Keratosis pilaris is a very common form of dry skin characterised by hair follicles plugged by scale.
Keratosis pilaris is due to abnormal keratinisation of the lining of the upper portion of the hair follicle (the follicular infundibulum). Scale fills the follicle instead of exfoliating.
The tendency to keratosis pilaris has genetic origins, with autosomal dominant inheritance. This means that up to half of the children of an affected individual may display signs of keratosis pilaris to a variable degree.
Keratosis pilaris-like lesions can arise as a side effect of targeted cancer therapies such as vemurafenib.
Keratosis pilaris affects up to half of normal children and up to three quarters of children with ichthyosis vulgaris (a dry skin condition due to filaggrin gene mutations). It is also common in children with atopic eczema.
Although most prominent during teenage years, and least common in the elderly, it may occur in children and adults of all ages.
Keratosis pilaris most often affects the outer aspect of both upper arms. It may also occur on the thighs, buttocks and sides of the cheeks, and less often on the forearms and upper back. The distribution is symmetrical.

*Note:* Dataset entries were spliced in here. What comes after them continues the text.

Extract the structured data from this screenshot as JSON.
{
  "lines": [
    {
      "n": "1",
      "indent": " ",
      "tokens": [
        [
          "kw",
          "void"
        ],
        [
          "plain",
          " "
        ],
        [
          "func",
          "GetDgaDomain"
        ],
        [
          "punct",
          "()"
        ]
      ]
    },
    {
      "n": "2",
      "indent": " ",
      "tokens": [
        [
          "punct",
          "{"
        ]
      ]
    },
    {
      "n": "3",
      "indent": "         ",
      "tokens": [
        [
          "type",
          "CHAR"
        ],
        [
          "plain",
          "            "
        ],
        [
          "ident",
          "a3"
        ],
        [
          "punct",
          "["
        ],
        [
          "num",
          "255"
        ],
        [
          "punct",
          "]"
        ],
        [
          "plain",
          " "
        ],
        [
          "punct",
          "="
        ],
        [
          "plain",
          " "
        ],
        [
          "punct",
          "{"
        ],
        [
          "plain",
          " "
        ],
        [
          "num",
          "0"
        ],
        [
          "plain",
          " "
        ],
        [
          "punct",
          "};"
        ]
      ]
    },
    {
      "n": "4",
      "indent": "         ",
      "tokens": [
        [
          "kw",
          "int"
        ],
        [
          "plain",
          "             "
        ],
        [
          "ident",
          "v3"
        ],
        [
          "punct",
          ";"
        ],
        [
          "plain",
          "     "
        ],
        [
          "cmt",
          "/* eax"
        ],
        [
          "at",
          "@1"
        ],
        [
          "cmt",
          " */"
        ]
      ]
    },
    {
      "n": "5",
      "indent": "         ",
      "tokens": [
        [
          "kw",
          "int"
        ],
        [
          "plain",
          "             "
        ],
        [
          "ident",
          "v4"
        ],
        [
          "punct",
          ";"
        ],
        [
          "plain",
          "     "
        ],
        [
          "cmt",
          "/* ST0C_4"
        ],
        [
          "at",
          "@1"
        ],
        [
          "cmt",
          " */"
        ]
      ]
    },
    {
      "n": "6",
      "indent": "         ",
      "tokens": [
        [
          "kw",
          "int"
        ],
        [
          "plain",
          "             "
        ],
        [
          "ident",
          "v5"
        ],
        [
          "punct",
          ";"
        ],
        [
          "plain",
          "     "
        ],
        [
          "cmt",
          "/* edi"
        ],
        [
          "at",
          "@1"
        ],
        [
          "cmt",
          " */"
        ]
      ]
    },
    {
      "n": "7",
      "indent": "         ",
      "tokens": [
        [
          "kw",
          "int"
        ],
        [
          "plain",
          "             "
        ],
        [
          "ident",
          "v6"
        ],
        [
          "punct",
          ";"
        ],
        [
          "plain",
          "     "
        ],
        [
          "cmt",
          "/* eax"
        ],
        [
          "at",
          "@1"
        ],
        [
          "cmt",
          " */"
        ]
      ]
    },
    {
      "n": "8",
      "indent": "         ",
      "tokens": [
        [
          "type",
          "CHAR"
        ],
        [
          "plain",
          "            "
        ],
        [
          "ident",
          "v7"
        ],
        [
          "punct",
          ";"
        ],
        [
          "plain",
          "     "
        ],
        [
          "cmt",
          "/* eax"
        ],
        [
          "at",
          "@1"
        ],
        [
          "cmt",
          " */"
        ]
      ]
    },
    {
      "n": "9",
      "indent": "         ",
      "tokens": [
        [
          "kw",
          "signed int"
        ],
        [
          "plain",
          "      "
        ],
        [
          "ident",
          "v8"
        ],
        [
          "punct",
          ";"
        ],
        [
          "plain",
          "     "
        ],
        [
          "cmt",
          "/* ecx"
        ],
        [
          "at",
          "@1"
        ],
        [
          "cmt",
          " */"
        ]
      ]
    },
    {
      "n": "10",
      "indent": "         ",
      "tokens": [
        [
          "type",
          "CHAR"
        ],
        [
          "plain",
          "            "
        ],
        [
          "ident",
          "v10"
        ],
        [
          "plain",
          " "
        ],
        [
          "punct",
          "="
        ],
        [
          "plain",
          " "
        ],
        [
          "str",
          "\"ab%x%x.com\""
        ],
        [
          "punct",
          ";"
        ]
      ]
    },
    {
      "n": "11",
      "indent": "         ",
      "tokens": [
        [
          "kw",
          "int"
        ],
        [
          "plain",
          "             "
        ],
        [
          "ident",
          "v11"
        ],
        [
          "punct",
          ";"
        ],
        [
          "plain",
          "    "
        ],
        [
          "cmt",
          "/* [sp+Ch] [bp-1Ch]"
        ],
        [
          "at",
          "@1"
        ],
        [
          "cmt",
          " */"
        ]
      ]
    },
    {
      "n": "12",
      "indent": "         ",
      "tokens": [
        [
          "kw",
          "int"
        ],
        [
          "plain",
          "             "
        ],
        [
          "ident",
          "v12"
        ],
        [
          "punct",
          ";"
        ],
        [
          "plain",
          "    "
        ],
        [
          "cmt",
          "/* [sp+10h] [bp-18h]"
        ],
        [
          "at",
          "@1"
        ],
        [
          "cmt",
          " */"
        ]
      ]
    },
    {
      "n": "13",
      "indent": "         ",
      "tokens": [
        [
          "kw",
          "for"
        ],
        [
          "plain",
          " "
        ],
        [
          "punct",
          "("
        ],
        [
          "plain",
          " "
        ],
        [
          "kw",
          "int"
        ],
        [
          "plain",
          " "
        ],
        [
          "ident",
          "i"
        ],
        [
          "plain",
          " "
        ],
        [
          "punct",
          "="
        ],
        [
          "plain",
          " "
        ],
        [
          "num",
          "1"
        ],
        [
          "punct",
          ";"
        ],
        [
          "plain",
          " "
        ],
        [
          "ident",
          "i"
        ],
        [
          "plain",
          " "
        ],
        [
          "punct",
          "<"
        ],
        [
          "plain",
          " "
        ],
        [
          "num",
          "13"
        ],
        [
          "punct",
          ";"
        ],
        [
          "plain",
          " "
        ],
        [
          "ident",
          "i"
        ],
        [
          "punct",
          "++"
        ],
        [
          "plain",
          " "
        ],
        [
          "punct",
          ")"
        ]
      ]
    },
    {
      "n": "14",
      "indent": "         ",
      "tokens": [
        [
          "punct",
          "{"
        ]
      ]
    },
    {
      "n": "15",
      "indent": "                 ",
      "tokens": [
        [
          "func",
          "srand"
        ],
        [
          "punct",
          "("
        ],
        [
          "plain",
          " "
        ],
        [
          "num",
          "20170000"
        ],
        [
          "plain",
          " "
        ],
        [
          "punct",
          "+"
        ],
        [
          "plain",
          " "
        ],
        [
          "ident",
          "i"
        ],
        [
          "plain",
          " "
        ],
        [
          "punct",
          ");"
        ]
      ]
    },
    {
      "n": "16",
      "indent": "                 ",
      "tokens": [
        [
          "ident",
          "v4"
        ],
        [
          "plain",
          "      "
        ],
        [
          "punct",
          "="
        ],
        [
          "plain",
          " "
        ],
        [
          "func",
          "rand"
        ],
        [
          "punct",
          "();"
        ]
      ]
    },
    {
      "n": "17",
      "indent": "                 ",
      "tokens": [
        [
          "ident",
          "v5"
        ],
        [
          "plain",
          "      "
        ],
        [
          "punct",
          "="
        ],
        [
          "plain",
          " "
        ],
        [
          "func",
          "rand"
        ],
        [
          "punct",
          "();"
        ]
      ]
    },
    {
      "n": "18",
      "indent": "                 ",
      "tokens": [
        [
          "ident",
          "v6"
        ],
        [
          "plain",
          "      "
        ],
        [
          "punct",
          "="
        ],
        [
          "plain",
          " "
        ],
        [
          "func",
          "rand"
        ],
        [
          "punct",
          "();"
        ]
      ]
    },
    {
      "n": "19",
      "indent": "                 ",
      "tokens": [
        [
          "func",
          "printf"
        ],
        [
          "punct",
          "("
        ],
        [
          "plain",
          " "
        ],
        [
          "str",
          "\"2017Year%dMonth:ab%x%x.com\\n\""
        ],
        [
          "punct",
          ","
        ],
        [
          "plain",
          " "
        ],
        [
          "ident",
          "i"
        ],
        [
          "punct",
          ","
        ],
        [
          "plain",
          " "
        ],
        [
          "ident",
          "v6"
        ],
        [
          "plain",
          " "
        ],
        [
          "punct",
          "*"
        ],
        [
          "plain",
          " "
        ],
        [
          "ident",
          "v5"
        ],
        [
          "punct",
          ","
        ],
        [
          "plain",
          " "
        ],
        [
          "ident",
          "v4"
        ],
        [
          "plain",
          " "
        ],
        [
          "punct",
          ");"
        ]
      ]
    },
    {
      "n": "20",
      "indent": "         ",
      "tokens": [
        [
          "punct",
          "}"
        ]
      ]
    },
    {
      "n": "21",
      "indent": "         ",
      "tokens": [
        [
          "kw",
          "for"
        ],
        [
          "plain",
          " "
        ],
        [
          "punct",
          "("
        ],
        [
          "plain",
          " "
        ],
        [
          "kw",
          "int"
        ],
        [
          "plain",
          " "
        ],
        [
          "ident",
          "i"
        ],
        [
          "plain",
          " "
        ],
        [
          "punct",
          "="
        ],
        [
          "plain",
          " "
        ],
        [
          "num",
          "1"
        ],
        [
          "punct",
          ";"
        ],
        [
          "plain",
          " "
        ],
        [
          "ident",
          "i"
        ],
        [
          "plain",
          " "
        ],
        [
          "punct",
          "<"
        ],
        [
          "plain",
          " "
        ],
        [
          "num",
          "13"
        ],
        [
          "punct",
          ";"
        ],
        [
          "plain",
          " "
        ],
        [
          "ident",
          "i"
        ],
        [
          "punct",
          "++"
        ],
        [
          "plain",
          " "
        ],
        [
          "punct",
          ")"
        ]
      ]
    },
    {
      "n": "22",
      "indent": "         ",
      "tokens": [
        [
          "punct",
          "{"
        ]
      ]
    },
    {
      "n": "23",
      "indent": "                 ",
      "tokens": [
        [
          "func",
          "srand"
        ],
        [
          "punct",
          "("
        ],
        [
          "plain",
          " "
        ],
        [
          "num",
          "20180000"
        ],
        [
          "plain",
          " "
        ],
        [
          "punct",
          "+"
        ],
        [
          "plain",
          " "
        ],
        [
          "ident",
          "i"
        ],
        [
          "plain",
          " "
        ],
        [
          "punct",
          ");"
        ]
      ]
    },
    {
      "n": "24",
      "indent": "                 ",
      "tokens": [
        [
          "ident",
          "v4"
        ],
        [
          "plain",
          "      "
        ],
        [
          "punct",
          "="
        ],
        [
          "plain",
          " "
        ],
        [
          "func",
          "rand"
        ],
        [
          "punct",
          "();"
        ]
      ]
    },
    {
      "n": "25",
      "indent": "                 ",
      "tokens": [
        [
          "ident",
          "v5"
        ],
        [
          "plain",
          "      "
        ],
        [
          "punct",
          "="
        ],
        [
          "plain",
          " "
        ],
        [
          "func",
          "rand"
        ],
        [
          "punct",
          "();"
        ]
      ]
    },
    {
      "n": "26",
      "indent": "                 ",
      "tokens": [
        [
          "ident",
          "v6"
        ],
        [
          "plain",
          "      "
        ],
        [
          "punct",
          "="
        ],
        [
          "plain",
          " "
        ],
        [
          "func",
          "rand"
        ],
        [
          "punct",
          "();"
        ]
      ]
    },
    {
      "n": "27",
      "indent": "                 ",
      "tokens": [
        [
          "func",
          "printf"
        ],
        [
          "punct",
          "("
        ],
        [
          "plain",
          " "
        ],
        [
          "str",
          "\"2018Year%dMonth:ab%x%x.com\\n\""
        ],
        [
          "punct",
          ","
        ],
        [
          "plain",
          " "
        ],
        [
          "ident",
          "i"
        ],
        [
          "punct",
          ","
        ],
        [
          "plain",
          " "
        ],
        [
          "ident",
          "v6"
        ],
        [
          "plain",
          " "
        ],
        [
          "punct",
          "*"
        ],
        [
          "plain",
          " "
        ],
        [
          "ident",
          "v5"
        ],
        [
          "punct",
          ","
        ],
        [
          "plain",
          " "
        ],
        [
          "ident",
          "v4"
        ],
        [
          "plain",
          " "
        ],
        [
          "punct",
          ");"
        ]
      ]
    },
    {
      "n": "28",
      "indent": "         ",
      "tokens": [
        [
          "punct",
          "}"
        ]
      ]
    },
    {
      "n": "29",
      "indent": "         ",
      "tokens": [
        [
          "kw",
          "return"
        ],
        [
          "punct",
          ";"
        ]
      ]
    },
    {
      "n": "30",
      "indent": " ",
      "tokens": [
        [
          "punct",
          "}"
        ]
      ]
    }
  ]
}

The scaly spots may appear skin coloured, red (keratosis pilaris rubra) or brown (hyperpigmented keratosis pilaris). They are not itchy or sore.
Keratosis pilaris tends to be more prominent at times of low humidity, such as in the winter months.
Keratosis pilaris atrophicans refers to uncommon forms of keratosis pilaris in which there are scar-like follicular depressions and loss of hair. These include:
Keratosis pilaris is a clinical diagnosis.
No cure is available for keratosis pilaris. The following may be useful:
Keratosis pilaris may become less obvious in time. Atrophy or scarring with hair loss is permanent.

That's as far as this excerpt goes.